Hangi lakabın kime ait olduğunun belirlenmesinde sıkıntı yaşayan
polis ekipleri, fiziki takiple kimlikleri belirledi. Örneğin,
''Aslan ve Ejderha''nın buluşmasını takip eden ekipler, bunları
görüntüleyerek kimliklerini daha sonra belirledi.
Telefonda görüşmeler yapan Şanlıurfa'da yaşayan zanlılar prim usulü
çalışıp, günde dolandırdıkları kişi sayısına göre gelir elde
ediyor.

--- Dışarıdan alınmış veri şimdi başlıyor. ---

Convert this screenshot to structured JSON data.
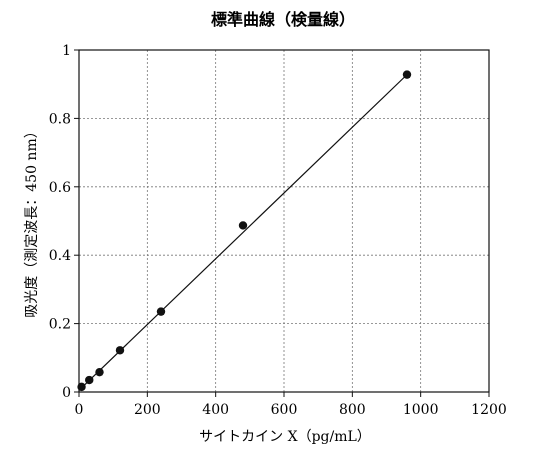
{
  "chart_data": {
    "type": "scatter",
    "title": "標準曲線（検量線）",
    "xlabel": "サイトカイン X（pg/mL）",
    "ylabel": "吸光度（測定波長：450 nm）",
    "xlim": [
      0,
      1200
    ],
    "ylim": [
      0,
      1
    ],
    "x_ticks": [
      "0",
      "200",
      "400",
      "600",
      "800",
      "1000",
      "1200"
    ],
    "y_ticks": [
      "0",
      "0.2",
      "0.4",
      "0.6",
      "0.8",
      "1"
    ],
    "grid": true,
    "series": [
      {
        "x": [
          7.5,
          30,
          60,
          120,
          240,
          480,
          960
        ],
        "y": [
          0.015,
          0.035,
          0.058,
          0.122,
          0.235,
          0.487,
          0.928
        ]
      }
    ],
    "fit_line": {
      "x": [
        0,
        960
      ],
      "y": [
        0.005,
        0.928
      ]
    },
    "colors": {
      "marker": "#111111",
      "line": "#111111",
      "grid": "#777777"
    }
  }
}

Buna karşın şebeke yöneticileri geliri ortak bölüşerek,
daha yüksek gelir sağlayıp, lüks bir hayat yaşıyor.
Özellikle İstanbul'daki çete lideri ve adamlarının, lüks düşkünü
olduğu, son model pahalı araçların yanı sıra değerli
gayrimenkullere sahip oldukları tespit edildi.
Şebeke üyeleri ortalama günde 20 bin, ayda ise 1 milyon liraya
kadar vatandaşları dolandırıyor.
Zanlıların, tek seferde en çok İstanbul'dan 150 bin, Adana'dan da
120 bin liralık kontör aldıkları belirtildi.
DAR GELİRLİLERİ BİNLERCE LİRA DOLANDIRDILAR
Şebekenin kapıcı, temizlikçi, dul veya yaşlı kadın ile düşük maaş
alan memurları da binlerce lira dolandırdıkları belirlendi.
Evlere temizliğe giderek günlüğü 40 liraya çalışan M.P. (35) de
dolandırılan mağdurlar arasında yer alıyor.
Telefonunu 24 saat süresince açık tutan M.P. bir yakınının
''dolandırılmış olabilirsin'' uyarısı üzerine durumun farkına
vardı.
Bir tekstil fabrikasında çalışan F.K. (32) ise dolandırıcıların
istediği kontörleri yetiştirebilmek için ailesindeki tüm kredi
kartlarını kullandı.
Dolandırıldığının farkına vardığında artık ''borç batağında'' olan
F.K, dolandırıcılara kontör yetiştirebilmek için 12 bin TL'lik
harcama yaptı.
Şebekenin bir diğer mağduru, kocası öldükten sonra tek başına
yaşayan emekli E.F. (75) ise maaşı aldığı gün dolandırıcıların
tuzağına düştü. Cebindeki son paraya kadar tüm maaşını kaptıran
E.F, ısrarla kontör göndermeye devam etmesini isteyen zanlılara
olumsuz yanıt verince hakaretle karşılaştı.